Coşkun Özbucak cozbucak52@hotmail.com

Her gün yeni bir yıkım haberi alıyoruz. Bu haberi duymayanlar da var, duymazdan gelenler de. Bu arada savunanları es geçmeyeyim.
           
Ekoloji, çevre konusunda yaşananlar gösterdi ki, uyanık olmak zorundayız. Bir yerde yıkım varsa kendi kapımızda oluyormuş gibi davranabilmeyi egemen hale getirmek başarıyı artırır. “Nasılsa bize uzak” denirse, bir gün kapınız çalındığında bu kez başkasından “Nasılsa bize uzak” sözlerini duyarsınız.
           
Ünye’de bu yaşanıyor. Çamlık’a sahip çıkma duyarlılığı başka yerlerde gösterilemedi.
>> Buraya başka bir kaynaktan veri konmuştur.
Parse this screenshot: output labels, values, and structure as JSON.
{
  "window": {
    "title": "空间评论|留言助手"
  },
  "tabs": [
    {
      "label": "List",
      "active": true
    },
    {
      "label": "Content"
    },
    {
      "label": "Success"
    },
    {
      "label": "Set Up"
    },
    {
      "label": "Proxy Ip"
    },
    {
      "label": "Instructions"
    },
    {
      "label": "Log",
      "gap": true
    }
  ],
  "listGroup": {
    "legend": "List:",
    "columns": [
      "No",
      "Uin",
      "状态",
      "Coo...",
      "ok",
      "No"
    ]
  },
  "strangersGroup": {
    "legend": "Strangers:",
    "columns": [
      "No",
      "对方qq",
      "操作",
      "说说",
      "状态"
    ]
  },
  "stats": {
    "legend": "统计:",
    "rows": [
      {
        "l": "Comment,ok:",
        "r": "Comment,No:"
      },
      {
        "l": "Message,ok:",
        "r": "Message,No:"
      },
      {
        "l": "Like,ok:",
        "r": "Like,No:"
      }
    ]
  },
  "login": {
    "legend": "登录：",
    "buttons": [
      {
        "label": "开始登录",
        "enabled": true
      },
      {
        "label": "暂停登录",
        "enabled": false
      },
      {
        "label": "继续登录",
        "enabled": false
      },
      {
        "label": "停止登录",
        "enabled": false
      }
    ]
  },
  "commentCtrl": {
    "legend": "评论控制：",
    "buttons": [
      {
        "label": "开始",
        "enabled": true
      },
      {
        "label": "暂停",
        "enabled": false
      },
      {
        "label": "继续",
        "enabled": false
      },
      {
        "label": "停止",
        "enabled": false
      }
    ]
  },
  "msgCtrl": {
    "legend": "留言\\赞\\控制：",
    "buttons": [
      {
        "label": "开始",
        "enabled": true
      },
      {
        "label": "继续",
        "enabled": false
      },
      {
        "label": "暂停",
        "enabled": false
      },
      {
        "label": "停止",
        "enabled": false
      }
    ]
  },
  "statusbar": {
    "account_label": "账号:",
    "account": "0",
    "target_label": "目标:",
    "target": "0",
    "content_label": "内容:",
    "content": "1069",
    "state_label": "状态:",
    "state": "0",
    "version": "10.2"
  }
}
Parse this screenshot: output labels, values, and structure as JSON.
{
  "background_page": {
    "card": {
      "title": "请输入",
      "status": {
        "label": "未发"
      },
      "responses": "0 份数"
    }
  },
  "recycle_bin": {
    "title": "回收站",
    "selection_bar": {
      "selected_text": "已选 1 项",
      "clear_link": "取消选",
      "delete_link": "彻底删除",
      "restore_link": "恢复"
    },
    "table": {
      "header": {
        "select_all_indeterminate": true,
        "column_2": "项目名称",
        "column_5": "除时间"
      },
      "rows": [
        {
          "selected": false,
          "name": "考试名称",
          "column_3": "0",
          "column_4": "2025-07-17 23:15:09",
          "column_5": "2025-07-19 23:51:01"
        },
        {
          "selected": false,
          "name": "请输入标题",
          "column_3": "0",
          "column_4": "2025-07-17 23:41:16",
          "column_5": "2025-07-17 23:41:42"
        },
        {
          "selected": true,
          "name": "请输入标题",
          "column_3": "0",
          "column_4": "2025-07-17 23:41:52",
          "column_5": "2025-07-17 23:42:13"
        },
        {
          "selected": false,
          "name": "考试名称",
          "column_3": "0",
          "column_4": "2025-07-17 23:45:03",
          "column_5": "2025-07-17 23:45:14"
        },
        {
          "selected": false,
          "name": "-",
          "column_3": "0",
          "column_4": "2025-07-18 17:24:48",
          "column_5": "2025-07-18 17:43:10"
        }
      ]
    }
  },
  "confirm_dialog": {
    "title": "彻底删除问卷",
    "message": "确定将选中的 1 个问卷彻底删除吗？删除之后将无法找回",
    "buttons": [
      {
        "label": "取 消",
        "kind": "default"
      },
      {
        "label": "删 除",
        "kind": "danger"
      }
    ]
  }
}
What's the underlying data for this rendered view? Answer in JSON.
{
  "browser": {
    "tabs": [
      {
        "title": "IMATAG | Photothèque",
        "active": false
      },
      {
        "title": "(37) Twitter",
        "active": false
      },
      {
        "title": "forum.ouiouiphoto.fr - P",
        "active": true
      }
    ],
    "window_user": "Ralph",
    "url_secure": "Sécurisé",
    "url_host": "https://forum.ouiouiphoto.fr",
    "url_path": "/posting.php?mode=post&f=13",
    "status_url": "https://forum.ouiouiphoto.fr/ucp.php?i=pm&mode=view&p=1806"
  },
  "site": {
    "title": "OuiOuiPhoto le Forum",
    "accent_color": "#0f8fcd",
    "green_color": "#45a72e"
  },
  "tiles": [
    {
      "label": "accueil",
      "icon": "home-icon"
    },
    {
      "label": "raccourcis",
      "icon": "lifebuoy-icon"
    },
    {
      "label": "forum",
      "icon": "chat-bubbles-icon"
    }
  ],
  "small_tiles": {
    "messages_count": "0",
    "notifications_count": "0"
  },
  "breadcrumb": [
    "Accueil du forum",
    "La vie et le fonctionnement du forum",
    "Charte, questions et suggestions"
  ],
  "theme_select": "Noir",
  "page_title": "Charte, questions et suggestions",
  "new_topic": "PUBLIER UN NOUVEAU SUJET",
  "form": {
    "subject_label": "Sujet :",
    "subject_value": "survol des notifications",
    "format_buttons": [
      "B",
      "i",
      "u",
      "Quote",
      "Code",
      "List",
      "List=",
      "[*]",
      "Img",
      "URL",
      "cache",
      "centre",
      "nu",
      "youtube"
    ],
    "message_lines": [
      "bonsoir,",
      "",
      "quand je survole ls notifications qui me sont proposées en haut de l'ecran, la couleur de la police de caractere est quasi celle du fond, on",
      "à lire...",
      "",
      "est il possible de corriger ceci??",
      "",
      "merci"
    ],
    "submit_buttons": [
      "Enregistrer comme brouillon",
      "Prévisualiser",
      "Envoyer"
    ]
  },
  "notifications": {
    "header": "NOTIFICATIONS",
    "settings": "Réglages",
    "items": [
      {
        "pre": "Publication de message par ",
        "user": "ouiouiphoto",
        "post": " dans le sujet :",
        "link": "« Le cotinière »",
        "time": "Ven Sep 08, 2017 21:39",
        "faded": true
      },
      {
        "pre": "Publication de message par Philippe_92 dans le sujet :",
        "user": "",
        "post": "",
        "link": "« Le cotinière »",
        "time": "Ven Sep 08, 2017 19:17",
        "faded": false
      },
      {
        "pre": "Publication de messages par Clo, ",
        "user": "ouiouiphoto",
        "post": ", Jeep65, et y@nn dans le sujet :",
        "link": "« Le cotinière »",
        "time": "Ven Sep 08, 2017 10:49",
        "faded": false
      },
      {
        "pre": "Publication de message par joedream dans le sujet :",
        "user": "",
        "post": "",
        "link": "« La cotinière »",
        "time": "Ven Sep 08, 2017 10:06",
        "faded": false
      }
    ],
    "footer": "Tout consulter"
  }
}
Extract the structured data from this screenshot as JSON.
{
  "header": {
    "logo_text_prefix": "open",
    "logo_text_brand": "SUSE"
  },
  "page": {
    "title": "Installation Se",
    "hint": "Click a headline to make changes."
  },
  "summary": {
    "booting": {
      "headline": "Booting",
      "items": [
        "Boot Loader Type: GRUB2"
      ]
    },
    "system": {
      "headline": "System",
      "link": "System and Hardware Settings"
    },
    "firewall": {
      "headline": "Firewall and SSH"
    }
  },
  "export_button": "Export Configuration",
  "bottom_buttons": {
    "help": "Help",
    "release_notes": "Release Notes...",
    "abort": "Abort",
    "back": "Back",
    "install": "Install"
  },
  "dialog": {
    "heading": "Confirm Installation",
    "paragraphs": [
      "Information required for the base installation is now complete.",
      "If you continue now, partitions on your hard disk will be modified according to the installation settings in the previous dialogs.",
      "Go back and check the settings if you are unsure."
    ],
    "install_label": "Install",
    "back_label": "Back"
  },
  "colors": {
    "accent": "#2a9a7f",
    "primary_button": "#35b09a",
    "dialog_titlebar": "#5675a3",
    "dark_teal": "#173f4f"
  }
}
Taş ocakları, maden çalışması, çimento fabrikasının etkileri, kumsalların betonlaştırılması, şehir içi çalışmalar konusunda yeterli birliktelik ve sahiplenmede ortaya konulamadı.
           
Ünye’nin çevresindeki ilçeler de birlikte düşünüldüğünde yapılması gerekenler çok. Çaybaşı İlküvez ’deki çöp tesisinin yarattığı sonuçlar ortada. Ünye ve çevresinden buraya ne kadar sahip çıkılabildi? O kadar çok taş ocağı projeleri ilan edildi ki hiçbirine yönelik ne tepki ne de yargı süreci başlatıldı. Ünye ve çevresinde İlküvez ve Üçpınar ve Çamlık dışında hafızalarda yer eden bir direniş yaşanmadı.
           
Şimdi bir tehlike daha gündeme geldi. İkizce’ de (İkizce-Ünye arasında) bir maden sahasında arama yapılması için ihale süreci var. 7 Aralık 2021. Aynı tarihte Ünye, Fatsa, Kumru, Korgan, Çatalpınar arasında bir saha da arama çalışması yapılabilmesi için ihale edilecek. Yani Ünye ve çevresinde de yıkım sürüyor.
           
Ünye ve çevre ilçedeki partiler, sendikalar, dernekler, odalar bir araya gelip durum değerlendirmesini yapıp ortak hareket etmenin olanaklarını bulmalılar ki, toprağımıza, suyumuza, ormanımıza yani geleceğimize sahip çıkılabilsin. Ekoloji ve çevre mücadelesi kişilere ve bir iki kuruma havale edilmeyecek kadar önemli. Ünye bunu başarabilir.
           
Öyle bir durumdayız ki, toprağımızı, suyumuzu, ormanımızı; yaşam alanlarımızı; geleceğimizi kurumların yanlışlarına karşı korumak zorundayız. ÇED dosyalarının nasıl hazırlandığını ve “olur” alındığını biliyoruz. Kurumların izinleri gelişigüzel verdikleri yargı süreçlerinde ortaya çıkmakta. Bu nedenle verilen izinlerden çok, meşrutiyet ve yaşayacağımız olumsuzluklar önemli.
           
Geç değil. Ünye’de de yapılabilecekler var. Yeter ki, niyet olsun. Yaşam alanlarımızı, toprağımızı, suyumuzu, ormanımızı şirketlerin pazarı olmaktan kurtarabiliriz.